02 avril 1915

Publié le par Alain

Le 2 Avril 1915


Ma chère Marguerite


Je viens à l’instant de recevoir ta lettre du 29 et je te faire réponse imédiatement en même temps j’en ai reçu une de Léon, il est mieux disposser, je te l’enverrai ces jours ci je suis très content de vous savoir en bonne santé tous, moi ça va assez bien aussi, comme de t’ai dit sur ma lettre d’hier j’ai reçu les petits poids, le beure et le saucisson, alors j’ai reçut avant la lettre aussitôt le poulet reçut je te le ferait savoir  nous le mangerons Dimanche jour de Pâques, j’en ferais part à Robin qui je pense sera des Notes à moint de départ, ne te tourmente pas aux sujet d’arenger les petits poids je m’arengerais à ce qui soit exellent à manger je te remercie à l’avance je me figure que si j’ai le bonheur de revenir je ne reconnaitrai plus Suzanne elle me parait très changée elle me parait avoir grandi de 30 centimettres, je suis heureux de vous regardez tous les jours lorsque je suis un petit moment tranquille je voudrais voir la fint de cette guerre et la fint des Boches demain de façon à ce qu’ils nous dérange plus durant notre existence.

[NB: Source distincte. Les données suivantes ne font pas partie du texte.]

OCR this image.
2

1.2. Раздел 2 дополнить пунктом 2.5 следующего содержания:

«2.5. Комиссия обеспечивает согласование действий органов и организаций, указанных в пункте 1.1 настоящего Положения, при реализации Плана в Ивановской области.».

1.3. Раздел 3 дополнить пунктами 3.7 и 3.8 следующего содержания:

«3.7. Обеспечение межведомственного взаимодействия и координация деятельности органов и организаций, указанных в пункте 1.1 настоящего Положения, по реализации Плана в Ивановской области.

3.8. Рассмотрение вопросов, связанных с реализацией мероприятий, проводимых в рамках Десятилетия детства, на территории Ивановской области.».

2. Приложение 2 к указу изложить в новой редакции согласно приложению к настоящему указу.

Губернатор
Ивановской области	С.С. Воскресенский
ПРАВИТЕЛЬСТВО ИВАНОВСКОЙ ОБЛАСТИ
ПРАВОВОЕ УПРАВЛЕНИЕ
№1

Il vaut rester un moi de plus que d’être obliger d’y revenir sa sera préférable. J’ai reçut les 5 francs en même temps que ta lettre il me reste à te remercier bien des fois aussitot que je pourrai vous envoyer un souvenir je le ferait maintenant écoute un souvenir du 10ème comme tu m’as dis ce n’est rien, je t’ai envoyer un colis voilà bientot 15 jours, tu ne me parles pas si tu l’a reçut, cependant tu as du recevoir la lettre qui te l’anonçais je t’enverrai ma couverture je pense ces jours si; Je te le ferait savoir aussitôt et mon gilet de leine. Ma Pauvre Marguerite si tu juge qu’il est nécessaire de faire arranger le garde manger, il faut le faire, J’attend avec impatience le poisson d’Avril de petite Suzanne Je pense qu’il me parviendra pour ma fête j’ai bien reçut la carte que tu mas envoyer, je te l’ai fait savoir aussi tu me dis que je ne t'en ai jamais parler tu dois certainement te tromper ou tu t’en rappelle plus car je te l’ais fait savoir Ma chère Marguerite je termine en t’embrassant mille fois de tout mon cœur ton mari que l’aime pour la vie


E. Vallet




Embrasse de tout ton cœur petite Suzanne et Henriette et tes Parents.